U.S. Secretary of State Antony Blinken will travel to Beijing this weekend, the State Department announced Wednesday, as the U.S. confronts a spate of intensifying diplomatic challenges with China . His visit there will be the first by a Secretary of State since 2018, and the first by a cabinet-level official since 2019.
In a briefing call Wednesday, senior U.S. officials acknowledged that the meeting came at a “crucial time” in the relationship but downplayed expectations for major “deliverables.”
“Efforts to shape or reform China over several decades have failed, and we expect China to be around to be a major player on the world stage for the rest of our lifetimes,” deputy assistant to the President and Coordinator for the Indo-Pacific Kurt Campbell said. “As the competition continues, the PRC will take provocative steps — from the Taiwan Strait to Cuba — and we will push back. But intense competition requires intense diplomacy, if we’re going to manage tensions.”

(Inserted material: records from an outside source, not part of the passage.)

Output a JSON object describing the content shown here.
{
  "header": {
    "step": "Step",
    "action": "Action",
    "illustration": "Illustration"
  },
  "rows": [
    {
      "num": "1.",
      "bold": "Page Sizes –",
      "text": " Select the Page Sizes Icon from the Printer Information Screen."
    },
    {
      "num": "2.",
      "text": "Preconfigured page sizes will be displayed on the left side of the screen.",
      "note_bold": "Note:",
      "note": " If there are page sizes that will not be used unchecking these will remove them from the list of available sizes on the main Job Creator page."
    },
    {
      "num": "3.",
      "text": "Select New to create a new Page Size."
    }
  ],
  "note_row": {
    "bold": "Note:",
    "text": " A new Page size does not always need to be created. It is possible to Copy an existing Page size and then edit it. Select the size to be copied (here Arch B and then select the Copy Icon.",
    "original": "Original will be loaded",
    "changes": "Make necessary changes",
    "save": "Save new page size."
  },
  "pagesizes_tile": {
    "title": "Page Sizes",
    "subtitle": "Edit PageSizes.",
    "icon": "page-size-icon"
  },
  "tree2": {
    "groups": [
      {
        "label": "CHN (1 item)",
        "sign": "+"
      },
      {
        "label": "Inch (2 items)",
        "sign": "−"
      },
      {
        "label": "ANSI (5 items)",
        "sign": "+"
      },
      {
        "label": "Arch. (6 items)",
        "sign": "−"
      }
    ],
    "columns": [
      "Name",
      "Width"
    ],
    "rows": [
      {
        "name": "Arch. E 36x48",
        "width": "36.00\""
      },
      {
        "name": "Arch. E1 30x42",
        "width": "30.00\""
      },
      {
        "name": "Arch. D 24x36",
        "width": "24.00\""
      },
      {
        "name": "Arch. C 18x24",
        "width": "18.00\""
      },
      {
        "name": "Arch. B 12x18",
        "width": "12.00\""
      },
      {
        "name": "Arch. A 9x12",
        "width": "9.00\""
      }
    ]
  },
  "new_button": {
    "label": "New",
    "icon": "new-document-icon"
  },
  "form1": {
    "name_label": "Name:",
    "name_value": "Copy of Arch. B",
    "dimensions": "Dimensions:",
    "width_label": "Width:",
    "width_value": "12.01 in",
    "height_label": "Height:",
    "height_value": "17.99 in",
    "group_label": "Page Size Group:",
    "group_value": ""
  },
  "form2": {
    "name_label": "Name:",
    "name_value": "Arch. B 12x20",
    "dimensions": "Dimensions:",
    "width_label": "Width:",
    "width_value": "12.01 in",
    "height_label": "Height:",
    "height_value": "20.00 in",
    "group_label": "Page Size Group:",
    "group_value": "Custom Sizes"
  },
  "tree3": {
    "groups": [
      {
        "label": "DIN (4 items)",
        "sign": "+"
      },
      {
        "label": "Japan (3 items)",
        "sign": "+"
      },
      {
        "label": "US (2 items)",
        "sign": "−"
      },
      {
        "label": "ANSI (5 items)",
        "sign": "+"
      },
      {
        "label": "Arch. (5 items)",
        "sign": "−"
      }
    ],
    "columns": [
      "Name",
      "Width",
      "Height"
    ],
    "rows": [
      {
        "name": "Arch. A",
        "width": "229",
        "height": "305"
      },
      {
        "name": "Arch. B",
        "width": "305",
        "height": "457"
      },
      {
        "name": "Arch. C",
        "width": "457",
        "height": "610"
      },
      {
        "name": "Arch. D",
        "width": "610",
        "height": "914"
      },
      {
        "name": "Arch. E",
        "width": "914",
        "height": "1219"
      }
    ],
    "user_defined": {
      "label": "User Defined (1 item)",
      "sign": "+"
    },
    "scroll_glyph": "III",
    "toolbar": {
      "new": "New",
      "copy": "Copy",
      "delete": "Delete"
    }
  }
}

The officials declined to detail the Secretary’s schedule while in Beijing, including whether he would meet with Chinese president Xi Jinping, but said diplomats on both sides had invested “many hours” preparing for meetings to “facilitate substantive dialogue in the days ahead.”
“In the course of those discussions, both sides have indicated a shared interest in making sure that we have communication channels open and that we do everything possible to reduce the risk of miscalculation,” Kritenbrink said.
The news of the Cuba facilities followed other provocative moves by China, including two military interactions that U.S. officials have decried as dangerous.
A Chinese warship carried out what the U.S. called an ” unsafe ” maneuver in the Taiwan Strait, cutting sharply across the path of an American destroyer. The U.S. also accused a Chinese fighter jet of performing an ” unnecessarily aggressive maneuver ” by flying directly in front of an American spy plane in late May over the South China Sea.